- This paper will criticize the current characterization of customary international law analysis as falling into two competing analytical methods, specifically, the “traditional” and “modern” methods.
Following Koskennieni, Roberts, Wouters, Ryngaert, and others, contemporary customary international legal analysis is said to have divided into two schools: the traditional and modern. These schools are supposed to reflect the use of the inductive and deductive methods, respectively, and, in turn, to either apologize for the freedom of state action or establish a utopia where the freedom of the state is limited.

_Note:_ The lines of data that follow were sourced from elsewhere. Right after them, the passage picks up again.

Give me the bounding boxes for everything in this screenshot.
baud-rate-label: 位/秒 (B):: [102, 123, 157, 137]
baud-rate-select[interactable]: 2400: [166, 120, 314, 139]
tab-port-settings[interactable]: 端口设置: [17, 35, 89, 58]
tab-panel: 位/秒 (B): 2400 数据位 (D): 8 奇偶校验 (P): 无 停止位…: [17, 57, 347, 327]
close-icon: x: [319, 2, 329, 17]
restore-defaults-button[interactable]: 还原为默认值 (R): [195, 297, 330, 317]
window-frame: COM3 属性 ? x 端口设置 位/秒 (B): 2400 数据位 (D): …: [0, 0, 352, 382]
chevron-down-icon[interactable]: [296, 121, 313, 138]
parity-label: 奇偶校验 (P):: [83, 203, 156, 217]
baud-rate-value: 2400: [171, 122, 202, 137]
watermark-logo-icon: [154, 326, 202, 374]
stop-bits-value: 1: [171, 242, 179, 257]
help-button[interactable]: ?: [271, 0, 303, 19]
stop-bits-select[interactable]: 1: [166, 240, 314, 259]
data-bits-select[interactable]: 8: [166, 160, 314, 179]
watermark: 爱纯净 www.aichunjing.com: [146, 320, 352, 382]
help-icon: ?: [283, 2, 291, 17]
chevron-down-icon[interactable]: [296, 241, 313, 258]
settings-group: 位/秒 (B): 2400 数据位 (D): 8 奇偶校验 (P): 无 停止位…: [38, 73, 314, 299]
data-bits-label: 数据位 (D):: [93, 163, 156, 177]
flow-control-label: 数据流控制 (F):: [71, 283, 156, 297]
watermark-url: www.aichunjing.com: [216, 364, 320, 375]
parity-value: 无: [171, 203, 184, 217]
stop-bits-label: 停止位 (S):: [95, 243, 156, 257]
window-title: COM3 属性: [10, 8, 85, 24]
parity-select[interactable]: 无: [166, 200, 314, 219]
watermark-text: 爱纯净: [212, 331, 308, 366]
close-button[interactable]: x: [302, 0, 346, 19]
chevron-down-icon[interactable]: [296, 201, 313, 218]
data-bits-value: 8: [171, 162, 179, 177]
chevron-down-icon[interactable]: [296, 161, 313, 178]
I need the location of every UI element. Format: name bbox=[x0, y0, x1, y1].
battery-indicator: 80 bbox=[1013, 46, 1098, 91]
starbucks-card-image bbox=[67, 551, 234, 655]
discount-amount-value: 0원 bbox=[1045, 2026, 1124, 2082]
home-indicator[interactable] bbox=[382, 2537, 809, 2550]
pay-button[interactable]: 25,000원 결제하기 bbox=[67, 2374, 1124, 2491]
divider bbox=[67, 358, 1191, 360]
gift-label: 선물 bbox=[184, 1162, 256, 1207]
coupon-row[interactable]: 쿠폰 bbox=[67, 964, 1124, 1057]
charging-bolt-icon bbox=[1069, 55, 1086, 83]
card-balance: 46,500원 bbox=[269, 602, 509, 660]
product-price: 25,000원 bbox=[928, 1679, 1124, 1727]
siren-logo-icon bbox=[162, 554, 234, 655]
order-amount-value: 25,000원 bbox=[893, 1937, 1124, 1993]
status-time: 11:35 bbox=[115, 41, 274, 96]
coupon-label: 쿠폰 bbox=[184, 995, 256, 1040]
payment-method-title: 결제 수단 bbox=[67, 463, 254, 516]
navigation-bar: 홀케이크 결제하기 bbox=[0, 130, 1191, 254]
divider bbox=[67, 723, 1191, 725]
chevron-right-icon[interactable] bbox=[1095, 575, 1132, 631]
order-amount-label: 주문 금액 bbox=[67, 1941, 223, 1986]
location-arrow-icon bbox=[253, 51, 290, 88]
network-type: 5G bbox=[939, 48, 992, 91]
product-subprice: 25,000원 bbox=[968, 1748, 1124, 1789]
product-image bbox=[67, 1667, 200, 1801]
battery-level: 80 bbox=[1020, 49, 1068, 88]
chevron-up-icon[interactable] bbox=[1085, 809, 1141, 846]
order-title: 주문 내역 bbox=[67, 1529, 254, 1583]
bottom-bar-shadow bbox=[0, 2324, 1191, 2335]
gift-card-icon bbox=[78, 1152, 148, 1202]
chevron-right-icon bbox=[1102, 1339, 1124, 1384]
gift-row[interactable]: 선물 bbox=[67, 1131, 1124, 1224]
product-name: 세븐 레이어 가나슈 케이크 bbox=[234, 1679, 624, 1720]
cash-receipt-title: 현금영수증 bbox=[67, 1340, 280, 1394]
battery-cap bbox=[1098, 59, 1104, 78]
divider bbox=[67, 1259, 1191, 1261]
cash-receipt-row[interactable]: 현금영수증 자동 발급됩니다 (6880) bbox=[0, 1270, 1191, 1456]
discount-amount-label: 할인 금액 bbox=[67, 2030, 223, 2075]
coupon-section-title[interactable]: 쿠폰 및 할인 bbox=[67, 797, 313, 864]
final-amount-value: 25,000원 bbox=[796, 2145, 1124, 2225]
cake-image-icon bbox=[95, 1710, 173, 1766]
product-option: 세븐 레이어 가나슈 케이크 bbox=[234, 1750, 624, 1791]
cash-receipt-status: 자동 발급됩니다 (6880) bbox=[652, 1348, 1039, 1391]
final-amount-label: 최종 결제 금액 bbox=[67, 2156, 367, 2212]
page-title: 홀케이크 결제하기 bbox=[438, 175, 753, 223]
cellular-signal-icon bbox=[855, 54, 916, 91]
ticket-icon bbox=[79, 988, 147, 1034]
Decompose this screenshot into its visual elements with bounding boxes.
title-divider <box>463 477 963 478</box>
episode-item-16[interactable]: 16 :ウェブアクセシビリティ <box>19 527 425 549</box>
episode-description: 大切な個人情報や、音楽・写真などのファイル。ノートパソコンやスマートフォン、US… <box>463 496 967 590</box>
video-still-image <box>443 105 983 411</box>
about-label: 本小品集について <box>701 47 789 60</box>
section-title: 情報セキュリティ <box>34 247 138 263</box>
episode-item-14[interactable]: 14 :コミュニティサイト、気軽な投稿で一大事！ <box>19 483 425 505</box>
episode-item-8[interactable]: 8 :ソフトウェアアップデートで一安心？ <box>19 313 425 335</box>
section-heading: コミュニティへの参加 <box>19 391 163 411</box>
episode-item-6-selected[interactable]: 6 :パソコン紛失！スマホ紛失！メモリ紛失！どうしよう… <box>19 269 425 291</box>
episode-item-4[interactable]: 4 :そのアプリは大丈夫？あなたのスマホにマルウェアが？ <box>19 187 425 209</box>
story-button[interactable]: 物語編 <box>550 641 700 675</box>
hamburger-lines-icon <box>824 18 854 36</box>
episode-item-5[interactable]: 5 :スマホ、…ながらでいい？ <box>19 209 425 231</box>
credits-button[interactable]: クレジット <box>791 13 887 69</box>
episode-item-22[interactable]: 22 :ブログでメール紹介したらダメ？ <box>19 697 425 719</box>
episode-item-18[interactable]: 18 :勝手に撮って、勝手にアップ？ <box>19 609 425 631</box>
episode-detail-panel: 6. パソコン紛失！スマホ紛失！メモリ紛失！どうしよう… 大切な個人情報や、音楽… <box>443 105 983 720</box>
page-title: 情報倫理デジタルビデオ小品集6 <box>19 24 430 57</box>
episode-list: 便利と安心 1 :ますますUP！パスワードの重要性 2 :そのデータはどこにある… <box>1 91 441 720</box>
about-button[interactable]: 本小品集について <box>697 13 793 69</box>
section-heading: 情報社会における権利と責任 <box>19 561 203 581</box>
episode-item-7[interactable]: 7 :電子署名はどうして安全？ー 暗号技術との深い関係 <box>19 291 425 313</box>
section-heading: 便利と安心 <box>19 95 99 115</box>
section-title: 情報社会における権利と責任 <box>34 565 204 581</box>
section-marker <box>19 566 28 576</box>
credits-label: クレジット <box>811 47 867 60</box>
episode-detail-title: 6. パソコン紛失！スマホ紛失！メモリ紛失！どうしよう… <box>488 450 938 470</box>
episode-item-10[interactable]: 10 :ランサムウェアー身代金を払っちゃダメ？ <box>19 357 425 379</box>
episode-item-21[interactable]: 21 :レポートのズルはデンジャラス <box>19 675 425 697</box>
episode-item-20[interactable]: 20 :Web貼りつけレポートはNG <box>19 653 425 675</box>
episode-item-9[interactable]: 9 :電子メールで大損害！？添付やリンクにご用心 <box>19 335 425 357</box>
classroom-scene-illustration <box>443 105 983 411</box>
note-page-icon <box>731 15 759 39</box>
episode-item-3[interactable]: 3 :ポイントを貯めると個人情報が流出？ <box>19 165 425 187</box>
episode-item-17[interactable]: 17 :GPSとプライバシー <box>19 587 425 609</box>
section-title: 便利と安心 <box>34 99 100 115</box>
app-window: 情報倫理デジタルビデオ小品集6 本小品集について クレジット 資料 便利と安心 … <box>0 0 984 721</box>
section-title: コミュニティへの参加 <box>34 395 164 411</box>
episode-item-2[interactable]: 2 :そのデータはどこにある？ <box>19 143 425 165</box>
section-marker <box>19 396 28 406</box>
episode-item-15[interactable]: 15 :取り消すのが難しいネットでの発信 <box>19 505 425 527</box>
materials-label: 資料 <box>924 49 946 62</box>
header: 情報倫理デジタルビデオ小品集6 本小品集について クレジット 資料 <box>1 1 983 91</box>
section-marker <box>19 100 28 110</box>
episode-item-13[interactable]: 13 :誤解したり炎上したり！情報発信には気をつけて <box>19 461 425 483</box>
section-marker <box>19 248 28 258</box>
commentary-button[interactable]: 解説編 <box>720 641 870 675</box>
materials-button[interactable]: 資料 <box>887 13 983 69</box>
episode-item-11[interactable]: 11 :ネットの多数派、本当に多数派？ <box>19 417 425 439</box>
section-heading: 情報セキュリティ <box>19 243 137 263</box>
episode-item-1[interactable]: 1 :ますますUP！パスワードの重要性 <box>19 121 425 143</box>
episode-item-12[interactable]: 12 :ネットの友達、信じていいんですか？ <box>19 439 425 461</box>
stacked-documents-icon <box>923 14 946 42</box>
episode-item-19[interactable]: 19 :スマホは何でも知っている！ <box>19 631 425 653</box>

This image of struggle between competing methods, however, does not fully capture the ways in which the inductive and deductive methods are actually intertwined in customary international law analysis. The methods are not two opposing monolithic techniques. Instead, in practice, the methods are intermixed, combining a variety of choices. Deductive steps are taken regarding the use of induction, inductive steps are taken in reaching patterns from practice, deductive steps are taken in identifying sample pools, and so on. This paper concludes that induction and deduction are both used in parallel in most analyses of customary international law in a delicate, yet valuable, balance of corrective tension. Furthermore, this situation is neither traditional, nor modern – in a chronological sense – but is consistent throughout the history of customary international law analysis.
Following an introductory section reviewing the background to the debate over approaches, the paper will consider deduction and induction in more detail, attempting to understand these two methods of logical reasoning. Then the author will examine the way customary international law is analyzed by international tribunals by deconstructing the analytical process into smaller logical steps. For each step, an analysis will be undertaken of whether the conclusion is reached through induction or deduction, and whether this approach is consistent across tribunals and historical eras. Through this approach, the paper will take a first step to suggest the complex ways inductive and deductive analyses are layered in the assessment of customary international law.